Of course, although doctors carry a large share of the responsibility for unnecessary tests, medications, and care, they are not alone in being responsible for the overuse of various medical tests and interventions. The classic example, of course, is the use of antibiotics for viral infectious, which is something that patients often demand in the mistaken belief that it will help them and that many doctors use because patients ask for it and it’s easier to give in than to spend the time it takes to explain why it’s not medically indicated. Another contributor to the problem is that many of these tests have a significant financial incentive:
Many commended the specialty groups for their bold action, saying the initiative could alienate their own members, since doing fewer diagnostic tests and procedures can cut into a physician’s income under fee-for-service payment schemes that pay for each patient encounter separately.
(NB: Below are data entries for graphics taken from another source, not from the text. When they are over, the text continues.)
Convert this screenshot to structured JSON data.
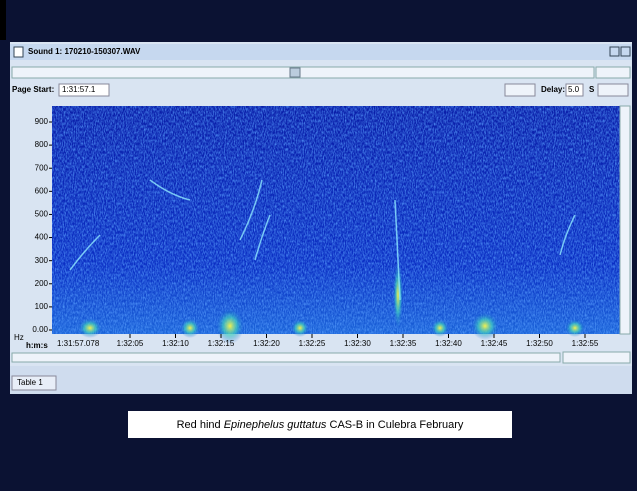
{
  "window": {
    "title": "Sound 1: 170210-150307.WAV"
  },
  "toolbar": {
    "page_start_label": "Page Start:",
    "page_start_value": "1:31:57.1",
    "delay_label": "Delay:",
    "delay_value": "5.0",
    "delay_unit": "S"
  },
  "axis": {
    "y_unit": "Hz",
    "x_unit": "h:m:s",
    "y_labels": [
      "900",
      "800",
      "700",
      "600",
      "500",
      "400",
      "300",
      "200",
      "100",
      "0.00"
    ],
    "x_labels": [
      "1:31:57.078",
      "1:32:05",
      "1:32:10",
      "1:32:15",
      "1:32:20",
      "1:32:25",
      "1:32:30",
      "1:32:35",
      "1:32:40",
      "1:32:45",
      "1:32:50",
      "1:32:55"
    ]
  },
  "tabs": [
    "Table 1"
  ],
  "caption": {
    "before": "Red hind ",
    "species": "Epinephelus guttatus",
    "after": " CAS-B in Culebra February"
  }
}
“It’s courageous that these societies are stepping up,” said Dr. John Santa, director of the health ratings center of Consumer Reports. “I am a primary care internist myself, and I’m anticipating running into some of my colleagues who will say, ‘Y’ know, John, we all know we’ve done EKGs that weren’t necessary and bone density tests that weren’t necessary, but, you know, that was a little bit of extra money for us.’ “
Then there’s the Ayn Randian “super doctor” syndrome, such as that displayed by the Association of American Physicians and Surgeons (AAPS), in which all too many physicians view any evidence-based guidelines as threats to their autonomy, disparagingly referring to them as “one size fits all” and viewing them as “cookbook medicine.” Choosing Wisely is a good start towards making medicine more evidence-based, but I’ll be shocked if there isn’t some skepticism and resistance. Old habits die hard, particularly when some of them make doctors money.